Samsung Galaxy Note 7
A customer exchanges his Samsung Electronics' Galaxy Note 7 to Galaxy S7 at company's headquarters in Seoul, South Korea, October 13, 2016. Reuters/Kim Hong-Ji

With the Samsung Galaxy S8 and S8+ out in the open, the attention is now focused on the Note 8. Thanks to the murmurs, however, folks have gone beyond that. In fact, they are now looking forward to 2018 for the Samsung Galaxy Note 9.

It may be a bit premature, of course, though it never hurts to tinker around and see what lies ahead. For Samsung, arming their phablet line with similar processors as its Samsung Galaxy S series is a given. But if the recent jabs are correct, the Note 9 may come armed with a better SoC than the expected Galaxy S9 or S9+.

According to Android Headlines, an industry insider claims that the Note 9 will come with a different system-on-chip (SoC), typing up to a change in product development strategy for 2018. If true, the Note 9 will come will tote either an 8 nm or 7nm processor node, hinting at a fictitious Exynos 9810.

A lot would depend on the landscape of upcoming chipsets heading into 2018. The Exynos 9810 SoC was actually linked to the S9 and S9+ and will ship with CDMA support. The said processor will be built using 10 nm FinFET technology, hinting at an ambitious and powerful chipset that should render more than enough power for the S9 series and the Note 9. Though these reports are best taken with a grain of salt for now.

Word out is that the Note 8 will bank on a Qualcomm Snapdragon 836 rather than a Qualcomm Snapdragon 835 for the U.S. market. With a chipset that powerful, the next question is whether the new specs of the next phablet can rely on that SoC.

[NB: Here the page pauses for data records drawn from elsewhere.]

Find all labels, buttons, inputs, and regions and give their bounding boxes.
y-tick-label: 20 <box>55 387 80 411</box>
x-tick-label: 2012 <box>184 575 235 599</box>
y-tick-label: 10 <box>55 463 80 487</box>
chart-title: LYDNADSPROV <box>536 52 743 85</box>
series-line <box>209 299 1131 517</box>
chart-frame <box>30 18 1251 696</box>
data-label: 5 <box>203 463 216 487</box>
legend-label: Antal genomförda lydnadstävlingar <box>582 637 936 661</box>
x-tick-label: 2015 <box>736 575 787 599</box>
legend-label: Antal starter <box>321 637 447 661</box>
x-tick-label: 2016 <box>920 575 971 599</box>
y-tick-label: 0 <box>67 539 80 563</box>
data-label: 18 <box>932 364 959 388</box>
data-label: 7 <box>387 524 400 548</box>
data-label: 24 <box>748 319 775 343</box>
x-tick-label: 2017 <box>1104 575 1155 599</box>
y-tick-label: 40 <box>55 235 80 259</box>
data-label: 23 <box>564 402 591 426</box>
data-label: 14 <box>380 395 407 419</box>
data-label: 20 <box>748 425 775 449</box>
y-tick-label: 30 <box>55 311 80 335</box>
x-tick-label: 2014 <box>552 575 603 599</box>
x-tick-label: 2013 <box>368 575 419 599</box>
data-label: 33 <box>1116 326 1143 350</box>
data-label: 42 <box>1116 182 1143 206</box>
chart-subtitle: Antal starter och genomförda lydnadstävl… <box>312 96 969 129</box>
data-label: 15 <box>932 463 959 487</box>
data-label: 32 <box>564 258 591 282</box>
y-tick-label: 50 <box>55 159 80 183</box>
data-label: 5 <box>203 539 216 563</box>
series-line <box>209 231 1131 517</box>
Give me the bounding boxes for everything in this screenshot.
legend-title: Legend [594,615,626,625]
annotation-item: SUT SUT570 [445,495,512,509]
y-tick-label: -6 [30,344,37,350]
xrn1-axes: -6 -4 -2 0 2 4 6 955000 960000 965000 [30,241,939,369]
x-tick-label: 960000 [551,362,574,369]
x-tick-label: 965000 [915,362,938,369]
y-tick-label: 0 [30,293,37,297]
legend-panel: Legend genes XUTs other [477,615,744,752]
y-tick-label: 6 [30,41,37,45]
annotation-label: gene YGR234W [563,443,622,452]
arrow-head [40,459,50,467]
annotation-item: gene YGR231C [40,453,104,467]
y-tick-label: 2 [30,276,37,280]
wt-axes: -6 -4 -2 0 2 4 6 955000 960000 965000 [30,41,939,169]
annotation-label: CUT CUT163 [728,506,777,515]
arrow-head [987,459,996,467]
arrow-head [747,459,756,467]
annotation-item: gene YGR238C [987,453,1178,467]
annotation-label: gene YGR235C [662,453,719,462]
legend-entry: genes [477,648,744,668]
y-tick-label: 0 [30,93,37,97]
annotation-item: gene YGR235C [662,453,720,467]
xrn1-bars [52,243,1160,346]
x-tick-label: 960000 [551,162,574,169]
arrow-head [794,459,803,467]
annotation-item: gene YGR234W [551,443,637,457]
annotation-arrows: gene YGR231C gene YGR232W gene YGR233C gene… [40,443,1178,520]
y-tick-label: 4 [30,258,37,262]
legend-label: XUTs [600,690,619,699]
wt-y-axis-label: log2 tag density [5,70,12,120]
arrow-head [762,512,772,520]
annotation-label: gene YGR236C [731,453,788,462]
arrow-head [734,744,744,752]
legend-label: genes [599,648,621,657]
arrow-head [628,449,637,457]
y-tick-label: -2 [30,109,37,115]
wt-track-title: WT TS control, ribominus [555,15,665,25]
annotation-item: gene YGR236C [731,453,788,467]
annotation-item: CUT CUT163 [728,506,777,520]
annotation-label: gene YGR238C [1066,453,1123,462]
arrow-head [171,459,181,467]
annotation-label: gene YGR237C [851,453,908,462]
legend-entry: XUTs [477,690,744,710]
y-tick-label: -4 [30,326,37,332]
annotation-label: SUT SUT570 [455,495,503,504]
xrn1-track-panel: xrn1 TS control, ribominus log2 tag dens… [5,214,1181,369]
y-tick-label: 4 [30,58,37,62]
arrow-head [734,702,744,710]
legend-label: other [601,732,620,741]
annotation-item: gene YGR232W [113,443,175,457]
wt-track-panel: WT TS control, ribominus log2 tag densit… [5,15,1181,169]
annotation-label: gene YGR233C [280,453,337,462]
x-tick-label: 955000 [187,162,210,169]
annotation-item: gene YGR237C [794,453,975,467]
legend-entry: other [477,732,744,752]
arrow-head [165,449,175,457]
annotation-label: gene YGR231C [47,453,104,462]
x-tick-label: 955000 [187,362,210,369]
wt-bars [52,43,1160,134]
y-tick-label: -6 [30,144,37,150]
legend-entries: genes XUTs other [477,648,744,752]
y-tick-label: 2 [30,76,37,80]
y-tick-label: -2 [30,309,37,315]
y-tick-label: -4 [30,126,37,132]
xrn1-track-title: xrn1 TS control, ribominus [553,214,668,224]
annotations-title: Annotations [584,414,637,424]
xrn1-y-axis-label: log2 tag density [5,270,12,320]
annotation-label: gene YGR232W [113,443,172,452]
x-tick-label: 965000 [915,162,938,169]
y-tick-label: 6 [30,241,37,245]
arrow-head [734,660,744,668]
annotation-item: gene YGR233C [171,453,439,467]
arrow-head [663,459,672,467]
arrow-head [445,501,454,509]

The Note 7 offered an impressive array of features which reports claim was too much for the octa-core Exynos 8890 chips to handle. Most know the story of the fire-causing phablet, and Samsung has since rebuffed that forgettable debut. Hence, the Samsung Galaxy Note 8 or even the Note 9 for that matter will need deeper evaluation, meaning it may not solely be on the powerful SoCs planned for them.